The Rail, Maritime and Transport (RMT) union which represents staff at Southern Railways, claims that its members have been hit, spat at and offered death threats by angry commuters, with abuse of staff increasing “massively” over the last four months of the troubles.
The RMT have already encouraged walkouts over the changing role of conductors on trains and are calling for others over the planned closures of ticket offices. Meanwhile the rail company have reported massive levels of disruption and train cancellation caused by Southern drivers taking “sickies” for a few days, for which they don’t have to supply medical proof and for which they still receive their full pay.
Earlier this month Southern axed 326 trains from its daily timetable to improve reliability after reports that some commuters had lost their jobs due to the delays in getting to work. In June only 66.8% of trains operated by owners Govia Thameslink Railway (GTR) arrived on time, making them the worst-performing railway company in the UK.
GTR own Southern, Thameslink, Great Northern and Gatwick Express.
Whilst no civilised human being would ever condone spitting at railway staff, assaulting them physically or issuing them with death threats the frustration that those who rely on the trains to go about their legitimate business must feel is completely understandable. And those who have lost their jobs over a dispute that is not of their making must feel especially bitter towards the RMT and its members.
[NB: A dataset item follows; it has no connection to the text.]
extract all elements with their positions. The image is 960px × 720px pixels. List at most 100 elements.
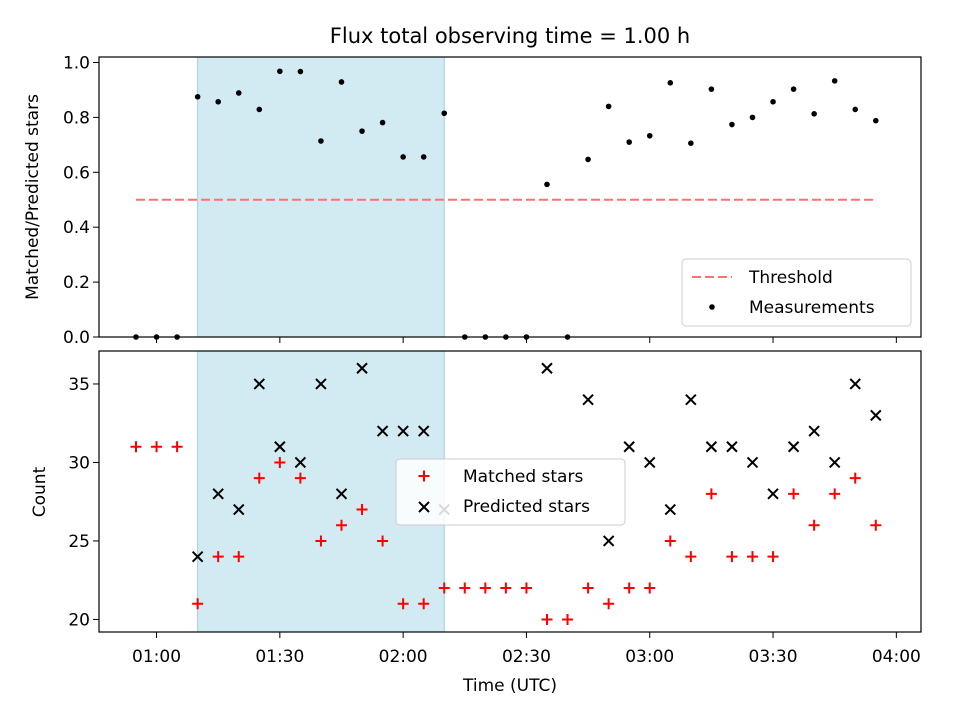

It is also completely understandable that those affected by the disruptions feel vulnerable, as pawns in the RMT’s game, and as helpless strike fodder held to ransom by the union and its members.
It doesn’t have to be like this. One function of the law is to protect the vulnerable and innocent, and those members of the public who have lost their jobs as a result of the selfish striking RMT members should be able to claim compensation from them through the courts. It is therefore up to a strong government to recognise that such selfish people are bad for society as a whole – and the recent pointless strike of around 300 conductors is said to cost up to £100 million – and pass laws to force the guilty to recompense the innocent victims of their selfishness.
Something to put to your MP? Something to inspire other governments to action?